Multiple Linear Regression produces a multiple variable linear correlation (the affect of many variables on one variable) plot. For example, a Multiple Linear Regression graph can show how your Effluent BOD is affected by Influent BOD, Clarifier Blanket Height, and MLSS. Whereas Correlation graphs draw a straight line thru the data points, MLR draws a plane thru the n dimensional data points (using the least squares method).
In a cause and effect relationship, the cause is the independent variable that affects the dependent variable. For example, when it rains the plant flow increases. Rainfall is the independent variable and plant flow is the dependent variable.
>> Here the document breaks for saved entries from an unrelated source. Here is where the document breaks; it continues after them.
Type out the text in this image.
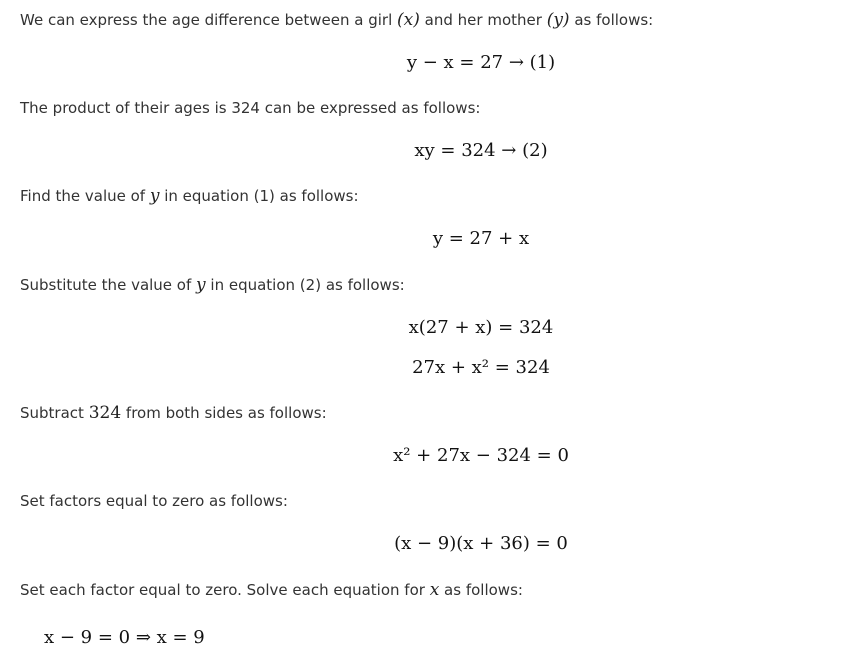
We can express the age difference between a girl (x) and her mother (y) as follows:
y − x = 27 → (1)
The product of their ages is 324 can be expressed as follows:
xy = 324 → (2)
Find the value of y in equation (1) as follows:
y = 27 + x
Substitute the value of y in equation (2) as follows:
x(27 + x) = 324
27x + x² = 324
Subtract 324 from both sides as follows:
x² + 27x − 324 = 0
Set factors equal to zero as follows:
(x − 9)(x + 36) = 0
Set each factor equal to zero. Solve each equation for x as follows:
x − 9 = 0 ⇒ x = 9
To create a Multiple Linear Regression Graph:
- Fill in the Start and End dates. Keep in mind that the more data you use, the better the calculations will reflect what actually happens.
- Select the dependent and independent variables, and click View. The graph will then be displayed on the screen which can then be customized (change fonts, colors, line types, etc...). At least 2 independent variables must be selected to create this 3-dimensional graph. A third independent variable may be selected but it will only be used with a constant value. You will be prompted for this value when you view the graph. If more than three independent variables are selected (up to 7 may be used), the equation and the coefficient of correlation will be calculated but no graph will be shown.
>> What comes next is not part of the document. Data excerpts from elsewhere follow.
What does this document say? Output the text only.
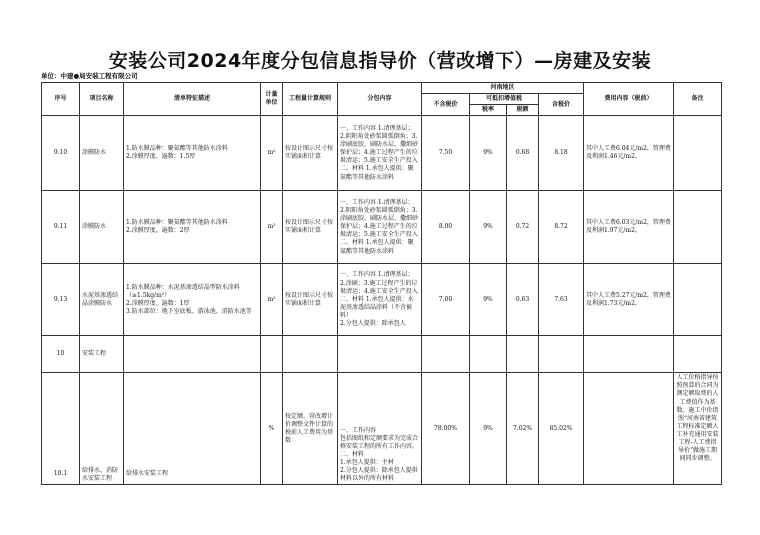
安装公司2024年度分包信息指导价（营改增下）—房建及安装
单位：中建●局安装工程有限公司
序号	项目名称	清单特征描述	计量单位	工程量计算规则	分包内容	河南地区				费用内容（税前）	备注
						不含税价	可抵扣增值税		含税价		
							税率	税额			
9.10	涂膜防水	1.防水膜品种：聚氨酯等其他防水涂料
2.涂膜厚度、遍数：1.5厚	m²	按设计图示尺寸按实铺面积计算	一、工作内容 1.清理基层；2.阴阳角处砂浆圆弧倒角；3.涂刷底胶、刷防水层、撒细砂保护层；4.施工过程产生的垃圾清运；5.施工安全生产投入
二、材料 1.承包人提供：聚氨酯等其他防水涂料	7.50	9%	0.68	8.18	其中人工费6.04元/m2，管理费及利润1.46元/m2。	
9.11	涂膜防水	1.防水膜品种：聚氨酯等其他防水涂料
2.涂膜厚度、遍数：2厚	m²	按设计图示尺寸按实铺面积计算	一、工作内容 1.清理基层；2.阴阳角处砂浆圆弧倒角；3.涂刷底胶、刷防水层、撒细砂保护层；4.施工过程产生的垃圾清运；5.施工安全生产投入
二、材料 1.承包人提供：聚氨酯等其他防水涂料	8.00	9%	0.72	8.72	其中人工费6.03元/m2，管理费及利润1.97元/m2。	
9.13	水泥基渗透结晶涂膜防水	1.防水膜品种：水泥基渗透结晶型防水涂料（≥1.5kg/m²）
2.涂膜厚度、遍数：1厚
3.防水部位：地下室底板、游泳池、消防水池等	m²	按设计图示尺寸按实铺面积计算	一、工作内容 1.清理基层；2.涂刷；3.施工过程产生的垃圾清运；4.施工安全生产投入
二、材料 1.承包人提供：水泥基渗透结晶涂料（不含被料）
2.分包人提供：除承包人	7.00	9%	0.63	7.63	其中人工费5.27元/m2，管理费及利润1.73元/m2。	
10	安装工程										
10.1	给排水、消防水安装工程	给排水安装工程	%	按定额、营改增计价调整文件计算的税前人工费用为基数	一、工作内容
包括图纸和定额要求为完成合格安装工程的所有工作内容。
二、材料
1.承包人提供：主材
2.分包人提供：除承包人提供材料以外的所有材料	78.00%	9%	7.02%	85.02%		人工价格指导按照预算的合同为测定额取费的人工费值作为基数。施工中价指照“河南省建筑工程标准定额人工补充通用安装工程-人工费指导价”做施工期间同步调整。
The coefficient of correlation is calculated as a measurement of the goodness of fit. The higher the Coefficient, the better the fit (1.0 being a perfect fit).
Start Date: Beginning date of the date range to analyze.
End Date: Ending date of the date range to analyze.
Graph Heading: The main heading for the graph, appears at the top of the graph.
2nd Heading: The subheading for the graph. Appears just below the Graph Heading.
Dependent Variable (Y): Use the variable picker to choose the dependent variable (shown on the Y-Axis). The causes are the independent variables that affect the dependent variable.
Independent Variables: Use the variable picker to choose the independent variables (the variables that affect the Dependent variable)
Lower Limit: Used to filter the data. During analysis, any values less than the lower limit are ignored. If the field is left blank, None displays in the field indicating there is no Lower Limit.
Upper Limit: Used to filter the data. During analysis, any values greater than the upper limit are ignored. If the field is left blank, None displays in the field indicating there is no Upper Limit.
Offset: Indicates the forward difference in days to be used when comparing a value for the independent variable with that of the dependent variable. For example, if the offset is 3 (three) the dependent value of January 25, 1999 would be compared with the independent value of January 22, 1999. Using the Offset, you can do analysis like how yesterdays Rainfall affects today's flow. Leave blank for no offset.
Regression Plane Equation: The equation of the least squares plane. You can use this equation to solve for the Dependent variable (Y). For example, with the equation Y = 346.5572 - 0.2027(V41) - 7.1912(V1) to predict Inf BOD on a day you simply replace V1 and V41 with there values:
V1 - Flow is 2.5
V41 - Inf TSS is 231
therefore Inf BOD is predicted to be: 281.76 (346.5572 - 0.2027(231) - 7.1912(2.5)
Note: You may want to create a calculated variable called Predicted Inf BOD and set the equation equal to your Regression Plane Equation.
Coefficient of Multiple Correlation: Calculated as a measurement of the goodness of fit. The higher the Coefficient, the better the fit (1.0 being a perfect fit).
Used to set a date range
Displays the graph. Up to 3 independent variables can be plotted (the 3rd variable you will be prompted to fix, i.e. set to a constant value). If more than 3 independent variables are chosen, the graph will be not be displayed but the Regression Plane Equation will be calculated to use in predictions.
Closes the graph form.
Calculates the Regression Plane Equation based on the current settings (without displaying the graph). Useful when evaluating more than 3 independent variables.